Le PSU se situait clairement dans la filiation socialiste. Il ambitionnait de repenser le socialisme. Il était confronté aux deux grandes familles socialistes représentées par le Parti socialiste et le Parti communiste. D’un côté, comment mettre en avant la démocratie sans tomber dans la social-démocratie et ses travers. De l’autre côté, comment revendiquer une pleine égalité sans accepter les dérives totalitaires. Les ouvertures venues de la décolonisation, depuis Bandoeng en 1955 et Belgrade en 1961, jusqu’à la conférence des non-alignés à Alger en 1973, ne renouvelaient pas vraiment la tension entre les deux pôles.
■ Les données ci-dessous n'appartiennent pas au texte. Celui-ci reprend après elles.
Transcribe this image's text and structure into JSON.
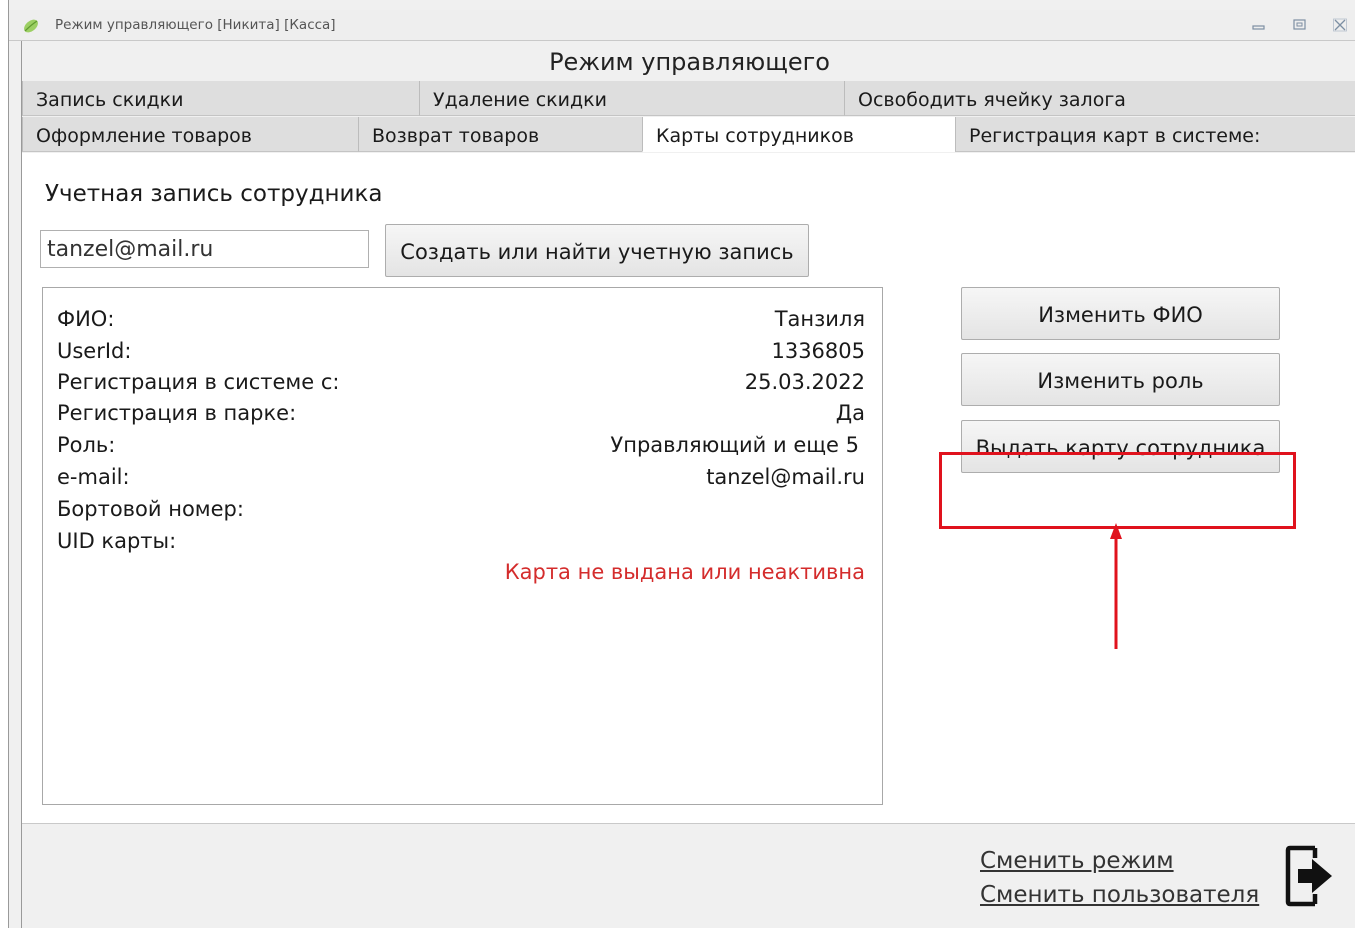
{
  "window": {
    "title": "Режим управляющего [Никита] [Касса]",
    "controls": [
      "minimize-icon",
      "maximize-icon",
      "close-icon"
    ]
  },
  "heading": "Режим управляющего",
  "tabs_row1": [
    {
      "label": "Запись скидки"
    },
    {
      "label": "Удаление скидки"
    },
    {
      "label": "Освободить ячейку залога"
    }
  ],
  "tabs_row2": [
    {
      "label": "Оформление товаров"
    },
    {
      "label": "Возврат товаров"
    },
    {
      "label": "Карты сотрудников",
      "active": true
    },
    {
      "label": "Регистрация карт в системе:"
    }
  ],
  "account": {
    "section_title": "Учетная запись сотрудника",
    "email_value": "tanzel@mail.ru",
    "find_button": "Создать или найти учетную запись"
  },
  "info": {
    "rows": [
      {
        "key": "ФИО:",
        "value": "Танзиля"
      },
      {
        "key": "UserId:",
        "value": "1336805"
      },
      {
        "key": "Регистрация в системе с:",
        "value": "25.03.2022"
      },
      {
        "key": "Регистрация в парке:",
        "value": "Да"
      },
      {
        "key": "Роль:",
        "value": "Управляющий и еще 5"
      },
      {
        "key": "e-mail:",
        "value": "tanzel@mail.ru"
      },
      {
        "key": "Бортовой номер:",
        "value": ""
      },
      {
        "key": "UID карты:",
        "value": ""
      }
    ],
    "card_status": "Карта не выдана или неактивна",
    "card_status_color": "#d42c2c"
  },
  "actions": {
    "change_name": "Изменить ФИО",
    "change_role": "Изменить роль",
    "issue_card": "Выдать карту сотрудника"
  },
  "annotation": {
    "color": "#e0121d"
  },
  "footer": {
    "switch_mode": "Сменить режим",
    "switch_user": "Сменить пользователя",
    "exit_icon": "exit-icon"
  }
}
Aujourd’hui encore, la question du dépassement du capitalisme est centrale. C’est elle qui porte le projet d’émancipation, le projet alternatif. Comme l’avait pressenti le PSU en son temps, le choix n’est pas entre les deux alternatives. Après la chute du mur de Berlin en 1989, la victoire du néolibéralisme a prétendu à la fin de l’Histoire par la pérennité du capitalisme. Cette illusion ne s’est pas imposée, mais le désaveu du socialisme tel qu’il était affirmé ne s’est pas estompé. La nécessité d’un projet d’émancipation, porteur du dépassement du capitalisme est clairement ressentie, y compris dans la montée des résistances face aux offensives et à l’arrogance des oligarchies. Comment nommer ce projet ? Faut-il continuer à l’appeler socialiste ou communiste ? La question n’est pas sans importance, et le débat n’est pas inintéressant, mais il n’est peut-être pas essentiel d’en faire un préalable.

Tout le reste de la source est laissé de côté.